Ditch time-waster meetings

Anyone who’s ever worked in a corporate environment knows all about “meetings about meetings”, and long, protracted gatherings where a lot is said, but very little action actually results. It might be time to get brutally honest with yourself and figure out if you’re taking up too much of your employees’ time with unnecessary meetings.

That said, meetings do serve an important function too – getting up to speed with where your employees are with their various projects, highlighting areas where they might need assistance, and setting goals and targets. Try to keep meetings on track, avoid going off on tangents, and make sure everyone leaves with a clear idea of what their tasks and responsibilities are.
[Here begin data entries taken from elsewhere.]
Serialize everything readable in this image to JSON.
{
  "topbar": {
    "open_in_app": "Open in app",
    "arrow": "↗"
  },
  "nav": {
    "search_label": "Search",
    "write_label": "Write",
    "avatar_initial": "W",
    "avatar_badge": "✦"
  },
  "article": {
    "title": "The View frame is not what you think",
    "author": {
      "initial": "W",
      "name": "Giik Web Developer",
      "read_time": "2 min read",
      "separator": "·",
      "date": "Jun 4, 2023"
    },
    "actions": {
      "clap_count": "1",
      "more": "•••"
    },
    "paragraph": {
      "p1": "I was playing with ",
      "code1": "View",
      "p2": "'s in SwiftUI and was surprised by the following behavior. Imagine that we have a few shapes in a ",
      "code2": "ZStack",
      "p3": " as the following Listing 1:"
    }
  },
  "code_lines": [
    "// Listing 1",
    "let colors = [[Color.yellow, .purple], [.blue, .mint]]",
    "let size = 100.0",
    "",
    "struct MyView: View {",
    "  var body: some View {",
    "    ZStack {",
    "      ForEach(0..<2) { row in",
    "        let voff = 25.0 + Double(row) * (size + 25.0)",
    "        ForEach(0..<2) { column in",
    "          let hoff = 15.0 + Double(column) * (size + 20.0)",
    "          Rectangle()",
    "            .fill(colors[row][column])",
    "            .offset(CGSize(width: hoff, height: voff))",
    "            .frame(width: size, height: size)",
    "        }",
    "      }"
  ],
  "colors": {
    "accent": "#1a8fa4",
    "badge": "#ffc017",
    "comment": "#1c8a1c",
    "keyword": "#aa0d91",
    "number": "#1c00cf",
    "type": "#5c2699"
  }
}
Tackle big picture expenses too

If you’re the kind of person who enjoys a good acronym, then you might find TIM WOODS helpful in identifying waste. Here’s what it stands for courtesy of the nibusinessinfo website:

Transport – minimize movement of materials so processes are near each other

Inventory (stock) – aim for ‘just-in-time’ production

Motion – improve workplace ergonomics and reduce unnecessary motion of business operations

Waiting – aim for smooth flow to eliminate waiting periods

Overproduction – aim to make what the customer orders, just in time

Over-processing – use resources of appropriate capacity to achieve required quality

Defects – aim for zero defects

Skills (unused) – not using the full potential of staff by wasting their knowledge, experience and ideas

Other potential areas of waste include anywhere you’re not making the best use of resources such as water and power, raw materials or even unsatisfied customers who choose to go elsewhere – a wasted source of potential income. If you’re in a manufacturing industry which relies heavily on water, for example, then partnering with a professional utility management provider could help you make big-scale changes as well as smaller in-office ones.

Eliminate or reduce distractions

Most people battle to refocus on what they were doing after an interruption, and this can be a major hindrance to productivity. Once someone has been assigned a task, resist the urge to micromanage, and save any additional tasks that you have for them until they’ve finished what they’re working on at the moment. You can also help your staff boost their own productivity by installing appropriate task management software, so they can see at a glance what’s outstanding, what’s due soonest, and what the highest priority tasks are. Getting employee feedback is another great tool, as it allows individuals to make suggestions which will best fit in with their own preferred and unique style of working.